We discussed effects of the spatially local interactions and the intensity of selection on the emergence of fair relationship between proposer and responder species in the ultimatum game. We found that the lower intensity of selection favored fair strategies in general, and there were no significant differences in the evolution of fairness between the cases with local and global interactions when the intensity of selection was low. However, as the intensity of selection became higher, the spatially local interactions contributed to the evolution of fairer strategies than the global interactions despite that the fair strategies became more difficult to evolve. This effect of spatially local interactions is expected to be due to the mutual benefit of fairness for both proposer and responder species in future generations, which brought about a dynamic evolution process of fairness.

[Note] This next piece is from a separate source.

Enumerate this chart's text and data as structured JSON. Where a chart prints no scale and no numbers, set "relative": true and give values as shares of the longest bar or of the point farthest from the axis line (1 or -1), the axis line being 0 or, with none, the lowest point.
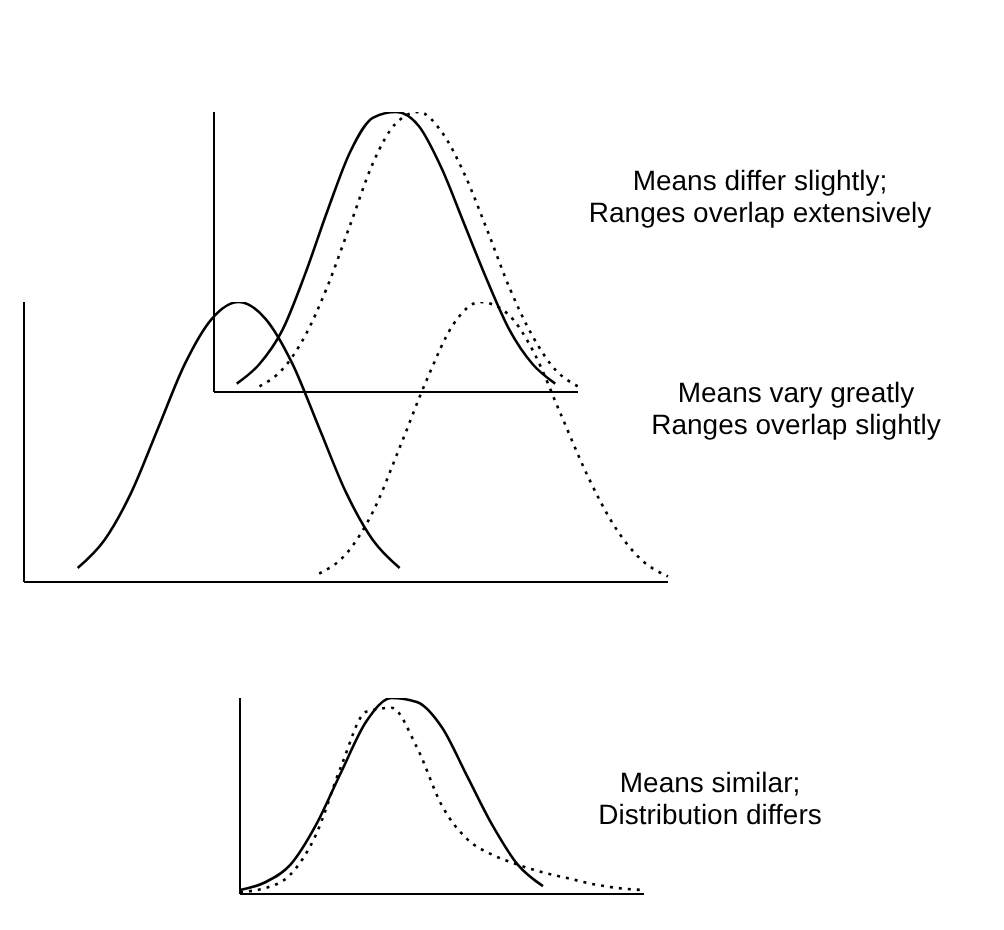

We have not found real biological cases that directly correspond to a dynamic coevolution process of fairness under the high intensity of selection yet. However, we expect that such a process might have bootstrapped the evolution of a more stable mutualism, we see nowadays, even under the severe condition.

The spatially local interactions are ubiquitous in plant species and expected to have affected the coevolution of the plant and other species including insects. In the pollination-seed consumption mutualisms explained in Introduction [10], the benefit from interactions are obligatory in that it is necessary for their reproductions, implying that the intensity of selection could be strong. Our results imply that, under such a condition, the spatially local interactions can contribute to the emergence of fair strategies among coevolving species.

Future work includes analyzing effects of different topologies of interactions on the coevolution of strategies.